SunAmerica data show that in 1960 there were eight workers for every person receiving benefits but that by 2010 there will be fewer than four workers for every person receiving benefits. "That theme is being repeated internationally," he said, so safety net programs in other countries also are eroding as their populations age.

These statistics - as well as front-page coverage of issues like Social Security - mean people are becoming more concerned about saving for retirement, Mr. Wintrob said. A SunAmerica survey in 1998 found that 80% of all Americans 25 to 55 years old thought that they would not have enough money to live on when they retired and 40% believed their retirements would be less comfortable than their parents'.

Another 1998 SunAmerica survey asked 1,004 adults: "What do you daydream about more? Sex or retirement?" Perhaps surprisingly, retirement beat out sex, 52% to 37% (11% refused to answer).

"These themes aren't undiscovered," Mr. Wintrob said. "That's why it's a competitive marketplace." SunAmerica is trying to position itself as the premier company for retirement savings through every major distribution channel, including banks, he said.

"We've been committed to bank distribution through our financial institutions division for several years," Mr. Wintrob said, "and we've been supporting it with an increased number of product wholesalers." The company offers both its own products and AIG's through banks.

An April deal with Bank of America Corp. will put SunAmerica products in the banking company's branches this fall, and it is courting more banks.

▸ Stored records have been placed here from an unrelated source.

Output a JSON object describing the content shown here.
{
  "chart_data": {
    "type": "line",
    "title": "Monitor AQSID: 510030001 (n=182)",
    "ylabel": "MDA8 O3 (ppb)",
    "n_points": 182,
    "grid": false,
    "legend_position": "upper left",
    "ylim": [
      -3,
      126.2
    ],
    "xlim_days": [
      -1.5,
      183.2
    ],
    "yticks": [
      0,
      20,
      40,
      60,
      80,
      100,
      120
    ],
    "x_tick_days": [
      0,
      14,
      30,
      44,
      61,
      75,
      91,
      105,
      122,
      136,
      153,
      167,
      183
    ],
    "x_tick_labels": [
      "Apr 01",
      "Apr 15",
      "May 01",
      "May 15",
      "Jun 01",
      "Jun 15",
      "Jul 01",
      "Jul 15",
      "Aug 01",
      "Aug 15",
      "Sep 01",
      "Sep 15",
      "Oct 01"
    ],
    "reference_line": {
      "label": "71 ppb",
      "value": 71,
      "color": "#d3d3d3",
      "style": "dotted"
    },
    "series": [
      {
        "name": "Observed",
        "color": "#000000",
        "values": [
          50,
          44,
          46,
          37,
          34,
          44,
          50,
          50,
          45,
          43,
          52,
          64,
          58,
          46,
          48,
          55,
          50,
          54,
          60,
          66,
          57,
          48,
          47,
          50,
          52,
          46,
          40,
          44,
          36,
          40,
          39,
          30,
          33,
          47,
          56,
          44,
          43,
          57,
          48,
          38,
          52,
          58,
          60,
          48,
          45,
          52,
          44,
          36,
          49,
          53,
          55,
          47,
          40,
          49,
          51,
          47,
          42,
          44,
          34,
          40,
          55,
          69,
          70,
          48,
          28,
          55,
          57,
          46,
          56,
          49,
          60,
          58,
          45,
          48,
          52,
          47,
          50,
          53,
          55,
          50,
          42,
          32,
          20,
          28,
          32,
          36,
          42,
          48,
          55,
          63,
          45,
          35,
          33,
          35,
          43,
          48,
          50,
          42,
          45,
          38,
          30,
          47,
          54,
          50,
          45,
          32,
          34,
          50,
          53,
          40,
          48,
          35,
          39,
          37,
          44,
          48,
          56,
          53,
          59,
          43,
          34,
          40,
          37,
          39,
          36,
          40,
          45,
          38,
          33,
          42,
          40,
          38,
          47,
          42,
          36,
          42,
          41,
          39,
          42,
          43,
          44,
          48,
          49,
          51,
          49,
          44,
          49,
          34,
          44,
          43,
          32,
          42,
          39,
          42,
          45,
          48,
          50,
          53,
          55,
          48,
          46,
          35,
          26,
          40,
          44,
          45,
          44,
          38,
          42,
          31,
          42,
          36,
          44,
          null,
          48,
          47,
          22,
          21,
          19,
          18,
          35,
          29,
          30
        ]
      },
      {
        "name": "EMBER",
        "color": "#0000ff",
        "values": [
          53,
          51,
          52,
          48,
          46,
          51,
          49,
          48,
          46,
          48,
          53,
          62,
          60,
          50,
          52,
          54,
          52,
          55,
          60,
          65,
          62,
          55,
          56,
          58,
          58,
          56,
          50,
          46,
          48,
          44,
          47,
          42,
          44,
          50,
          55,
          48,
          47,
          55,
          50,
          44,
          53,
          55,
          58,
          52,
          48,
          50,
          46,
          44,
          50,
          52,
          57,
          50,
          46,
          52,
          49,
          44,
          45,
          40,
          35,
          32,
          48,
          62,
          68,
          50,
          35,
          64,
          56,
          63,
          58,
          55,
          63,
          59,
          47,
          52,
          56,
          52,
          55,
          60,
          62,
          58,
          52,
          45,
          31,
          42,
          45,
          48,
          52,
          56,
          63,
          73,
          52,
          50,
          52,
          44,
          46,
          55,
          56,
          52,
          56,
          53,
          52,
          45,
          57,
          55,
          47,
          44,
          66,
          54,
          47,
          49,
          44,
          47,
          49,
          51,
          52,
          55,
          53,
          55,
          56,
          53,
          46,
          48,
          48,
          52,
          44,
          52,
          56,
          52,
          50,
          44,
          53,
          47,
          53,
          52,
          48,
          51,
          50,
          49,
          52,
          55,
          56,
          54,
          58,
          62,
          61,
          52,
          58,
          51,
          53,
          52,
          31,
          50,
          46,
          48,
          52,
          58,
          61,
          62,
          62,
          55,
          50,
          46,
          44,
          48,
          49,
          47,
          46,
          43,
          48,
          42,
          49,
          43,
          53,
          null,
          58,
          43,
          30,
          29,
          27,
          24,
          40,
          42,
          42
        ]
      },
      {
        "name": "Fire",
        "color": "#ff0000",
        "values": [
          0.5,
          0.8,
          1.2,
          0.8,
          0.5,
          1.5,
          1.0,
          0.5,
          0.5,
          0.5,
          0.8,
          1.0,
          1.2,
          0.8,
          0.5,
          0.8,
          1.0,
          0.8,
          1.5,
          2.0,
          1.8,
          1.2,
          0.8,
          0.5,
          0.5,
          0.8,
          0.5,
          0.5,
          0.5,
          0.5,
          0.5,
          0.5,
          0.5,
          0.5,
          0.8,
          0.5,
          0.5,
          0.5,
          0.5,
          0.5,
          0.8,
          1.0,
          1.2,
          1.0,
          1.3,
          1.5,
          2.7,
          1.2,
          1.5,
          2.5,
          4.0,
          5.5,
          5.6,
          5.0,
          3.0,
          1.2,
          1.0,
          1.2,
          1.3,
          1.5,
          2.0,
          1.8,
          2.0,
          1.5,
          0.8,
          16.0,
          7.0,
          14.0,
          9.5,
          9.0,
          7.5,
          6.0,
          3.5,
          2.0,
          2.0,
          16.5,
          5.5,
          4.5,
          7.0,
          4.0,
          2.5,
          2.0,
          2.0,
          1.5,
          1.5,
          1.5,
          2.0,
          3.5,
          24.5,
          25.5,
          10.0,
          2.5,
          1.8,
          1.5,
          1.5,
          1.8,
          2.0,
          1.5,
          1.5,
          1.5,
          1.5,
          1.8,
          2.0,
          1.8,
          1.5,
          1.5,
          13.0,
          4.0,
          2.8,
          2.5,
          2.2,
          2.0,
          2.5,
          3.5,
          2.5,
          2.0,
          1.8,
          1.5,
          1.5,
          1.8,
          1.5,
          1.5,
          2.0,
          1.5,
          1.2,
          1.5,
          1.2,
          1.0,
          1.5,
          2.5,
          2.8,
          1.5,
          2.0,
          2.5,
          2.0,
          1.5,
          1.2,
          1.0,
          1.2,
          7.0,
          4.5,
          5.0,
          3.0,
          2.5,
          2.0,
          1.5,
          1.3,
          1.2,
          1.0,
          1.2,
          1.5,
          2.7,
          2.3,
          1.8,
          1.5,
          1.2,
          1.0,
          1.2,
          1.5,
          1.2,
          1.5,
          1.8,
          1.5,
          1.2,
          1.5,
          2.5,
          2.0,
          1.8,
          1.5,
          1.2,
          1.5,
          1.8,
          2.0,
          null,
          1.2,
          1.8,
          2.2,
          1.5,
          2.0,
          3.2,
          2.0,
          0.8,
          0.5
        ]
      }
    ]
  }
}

The company also owns its own network of broker-dealers, which it built through a series of acquisitions. These broker-dealers offer products from various carriers, not just SunAmerica, but owning the brokerages gives SunAmerica a great opportunity to market its products to the reps who sell them, he said.

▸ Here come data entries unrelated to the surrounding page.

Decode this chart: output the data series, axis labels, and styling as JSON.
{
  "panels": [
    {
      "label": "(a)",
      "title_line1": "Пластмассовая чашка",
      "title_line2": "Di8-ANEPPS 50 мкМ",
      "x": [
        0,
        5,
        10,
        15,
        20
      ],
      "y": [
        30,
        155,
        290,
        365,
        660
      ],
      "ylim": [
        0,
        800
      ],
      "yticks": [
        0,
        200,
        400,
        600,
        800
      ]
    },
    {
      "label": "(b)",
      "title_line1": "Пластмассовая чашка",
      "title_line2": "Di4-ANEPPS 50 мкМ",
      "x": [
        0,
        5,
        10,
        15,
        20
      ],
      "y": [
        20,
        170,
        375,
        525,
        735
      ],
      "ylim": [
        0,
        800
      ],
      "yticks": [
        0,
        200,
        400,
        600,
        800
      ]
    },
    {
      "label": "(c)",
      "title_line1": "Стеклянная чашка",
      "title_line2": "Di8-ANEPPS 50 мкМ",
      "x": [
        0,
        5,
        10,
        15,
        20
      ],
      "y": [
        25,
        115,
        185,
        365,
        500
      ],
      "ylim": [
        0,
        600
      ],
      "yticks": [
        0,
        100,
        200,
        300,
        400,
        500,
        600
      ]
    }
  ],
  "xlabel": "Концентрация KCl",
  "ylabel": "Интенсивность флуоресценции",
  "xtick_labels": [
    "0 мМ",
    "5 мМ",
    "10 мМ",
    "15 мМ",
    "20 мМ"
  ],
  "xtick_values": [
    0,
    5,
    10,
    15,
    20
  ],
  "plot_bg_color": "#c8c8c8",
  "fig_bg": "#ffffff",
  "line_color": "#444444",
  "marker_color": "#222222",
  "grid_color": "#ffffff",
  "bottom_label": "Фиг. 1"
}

"We have a very broad-based distribution," Mr. Wintrob said, adding that though many vendors create financial products, it is more important to "get them into the hands of consumers - and into the hands of the brokers and the financial planners and the agents and the bank employees who have the actual relationships with the consumers."

SunAmerica is also building its brand in part through materials that target what it considers its true competition for customer dollars - not other companies' investment products but rampant consumer spending and debt accumulation.

"If you look at the total amount of dollars spent on advertising savings products compared with the amount of money spent to induce people to basically borrow money - through credit cards, loans, and mortgages - it's an unbelievable disparity, even though the need for savings is probably the most urgent need," Mr. Wintrob said.

The company's marketing materials compare the cost of luxury items such as fine jewelry and fancy cars with what that money could earn if invested for retirement. "We're not trying to be preachy, and tell them what to do with their money," Mr. Wintrob stressed. However, he added, SunAmerica wants people to realize how important retirement savings are and to turn to it with their questions and concerns.

SunAmerica's growth position is also bolstered by its relationship with AIG, Mr. Wintrob said. AIG's "unquestioned financial strength and its unparalleled relationships with the largest corporations, including financial institutions," have opened doors for SunAmerica, he said.

Mr. Wintrob refused to comment on Evan Greenberg's resignation from AIG. Most reports have said there are few obvious successors to the younger Mr. Greenberg, but Merrill Lynch & Co. analyst Jay Cohen did bring up Mr. Wintrob as a potential candidate last week.

Mr. Wintrob stressed the importance of the team that has built SunAmerica, many of whose members have been with the company several years. "We have an absolutely incredible group of people here," he said. "We've grown up together, we're very competitive, we're driven to be successful, and we don't mind being a little bit out of the mainstream, hard to pin down, and hard to characterize."

Despite working in an increasingly competitive financial marketplace, he said, "more of the competition is trying to look like us than the other way around."